A real-time display of the U.S. interconnect is available here: https://www.eia.gov/realtime_grid/


# Details

In the cases where the result of the EIA API query skipped
an hour, the associated row will have a demand value of `MISSING`.
In the cases where the result of the EIA API query returned NONE for
an hour, the associated row will have a demand value of `EMPTY`.
These values are kept distinct to help inform further study of the EIA data set.

In [None]:
import urllib.request
import urllib.parse
import json
import csv
import os
import datetime
from collections import OrderedDict
import shutil

# Getting and EIA API key

EIA provides open data and an API for accessing them. To use their API you must first get a key here: https://www.eia.gov/opendata/register.php

In [None]:
EIA_API_KEY='YOUR_EIA_API_KEY_HERE' # as a string
print(EIA_API_KEY)

# Function definitions

In [None]:
# Query EIA to get list of regions for which hourly electricity deman data is available
def get_regions_data(ID='region-data', data_type='facets[type][]=D&', start='2020-01-01T00', end='2020-01-02T00'):
    # Limiting to a time range to handle EIA API data limit
    regions_query = urllib.request.urlopen('https://api.eia.gov/v2/electricity/rto/{}/data/?api_key={}&{}start={}&end={}'.format(ID, EIA_API_KEY, data_type, start, end))
    regions_response = regions_query.read().decode('utf-8')
    regions_data = json.loads(regions_response)

    return regions_data


# Query EIA for hour electric demand data for a given region
def get_regional_data(region_code, start, end, data_type, ID='region-data'):

    # Get region
    if not 'sub' in ID:
        find_reg_by = 'respondent'
    else:
        find_reg_by = 'subba'

    # Split in chunks of 6 months to avoid EIA API limit
    intermed_end_dt = datetime.datetime.strptime(start, '%Y-%m-%d') + datetime.timedelta(180)
    intermed_end = intermed_end_dt.strftime('%Y-%m-%d')
    region_data = {}
    while datetime.datetime.strptime(start, '%Y-%m-%d') < datetime.datetime.strptime(end, '%Y-%m-%d'):
        region_query = urllib.request.urlopen(f'https://api.eia.gov/v2/electricity/rto/{ID}/data/?api_key={EIA_API_KEY}&facets[{find_reg_by}][]={region_code}&{data_type}frequency=hourly&data[0]=value&start={start}&end={intermed_end}')
        region_response = region_query.read().decode('utf-8')
        region_data_chunk = json.loads(region_response)

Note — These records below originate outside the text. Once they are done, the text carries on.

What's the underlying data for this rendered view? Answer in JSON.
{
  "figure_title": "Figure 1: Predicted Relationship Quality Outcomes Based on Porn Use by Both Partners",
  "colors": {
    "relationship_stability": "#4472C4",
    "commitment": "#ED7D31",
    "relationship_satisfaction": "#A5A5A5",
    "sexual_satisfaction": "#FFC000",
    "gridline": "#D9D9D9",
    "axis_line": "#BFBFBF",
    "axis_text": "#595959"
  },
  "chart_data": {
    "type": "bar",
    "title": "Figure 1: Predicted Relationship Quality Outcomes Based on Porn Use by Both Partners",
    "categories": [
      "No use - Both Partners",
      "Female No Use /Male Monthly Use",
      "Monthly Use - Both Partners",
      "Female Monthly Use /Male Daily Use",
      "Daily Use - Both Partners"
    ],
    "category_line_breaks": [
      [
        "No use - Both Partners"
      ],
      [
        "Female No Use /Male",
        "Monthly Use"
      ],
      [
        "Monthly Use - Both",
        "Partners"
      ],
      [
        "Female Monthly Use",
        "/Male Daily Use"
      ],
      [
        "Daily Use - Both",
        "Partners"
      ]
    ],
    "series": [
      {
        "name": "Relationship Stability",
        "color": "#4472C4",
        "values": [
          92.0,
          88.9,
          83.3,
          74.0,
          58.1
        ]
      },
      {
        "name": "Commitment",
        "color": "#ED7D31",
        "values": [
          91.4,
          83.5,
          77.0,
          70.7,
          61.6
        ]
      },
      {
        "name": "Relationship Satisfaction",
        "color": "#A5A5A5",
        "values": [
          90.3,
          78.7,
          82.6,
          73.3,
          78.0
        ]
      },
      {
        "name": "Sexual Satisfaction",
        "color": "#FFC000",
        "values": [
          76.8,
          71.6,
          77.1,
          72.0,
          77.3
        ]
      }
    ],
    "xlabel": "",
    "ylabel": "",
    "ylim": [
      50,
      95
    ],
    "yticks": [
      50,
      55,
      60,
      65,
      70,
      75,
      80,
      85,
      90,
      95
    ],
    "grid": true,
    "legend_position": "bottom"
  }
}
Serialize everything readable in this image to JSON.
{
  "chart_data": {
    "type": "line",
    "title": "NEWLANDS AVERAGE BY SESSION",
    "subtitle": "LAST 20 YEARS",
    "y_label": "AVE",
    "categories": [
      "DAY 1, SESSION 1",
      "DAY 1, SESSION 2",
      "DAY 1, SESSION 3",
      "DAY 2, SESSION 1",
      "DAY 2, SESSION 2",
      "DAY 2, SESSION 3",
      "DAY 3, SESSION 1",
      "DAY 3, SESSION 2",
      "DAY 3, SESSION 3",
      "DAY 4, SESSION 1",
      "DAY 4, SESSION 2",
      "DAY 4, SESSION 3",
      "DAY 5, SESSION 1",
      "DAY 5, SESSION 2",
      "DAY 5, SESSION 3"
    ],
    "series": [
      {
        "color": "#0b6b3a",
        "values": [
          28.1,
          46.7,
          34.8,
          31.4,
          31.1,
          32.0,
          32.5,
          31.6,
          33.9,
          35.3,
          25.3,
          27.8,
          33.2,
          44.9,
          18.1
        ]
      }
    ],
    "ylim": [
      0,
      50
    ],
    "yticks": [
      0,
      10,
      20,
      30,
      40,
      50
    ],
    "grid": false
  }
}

        # Merge with previous data
        region_data['response'] = {'data': region_data['response']['data'] + region_data_chunk['response']['data']} if 'response' in region_data else region_data_chunk['response']
        start_dt = intermed_end_dt
        intermed_end_dt = start_dt + datetime.timedelta(180) if start_dt + datetime.timedelta(180) < datetime.datetime.strptime(end, '%Y-%m-%d') else datetime.datetime.strptime(end, '%Y-%m-%d')
        start = start_dt.strftime('%Y-%m-%d')
        intermed_end = intermed_end_dt.strftime('%Y-%m-%d')
        

    # For checking initial raw EIA output
    # with open('data/{}_raw.csv'.format(region_code), 'w', newline='') as csvfile:
    #    csvfile.write(json.dumps(region_data, sort_keys=True, indent=4))

    return region_data


# Generate full hourly date and time series from start date ending the hour before end date
def generate_full_time_series(start_date, end_date):
    full_date_range = []
    for n in range(int ((end_date - start_date).days)):
        for h in range(24):
            full_date_range.append(datetime.datetime.combine(start_date + datetime.timedelta(n), datetime.time(h, 0)))

    return full_date_range


# Save region hourly electric demand data to a format usable by MEM
def save_file(series_id, region_data, full_date_range, tgt_dir):

    region_id = series_id.replace('EBA.','').replace('-ALL', '').replace('.D.H','')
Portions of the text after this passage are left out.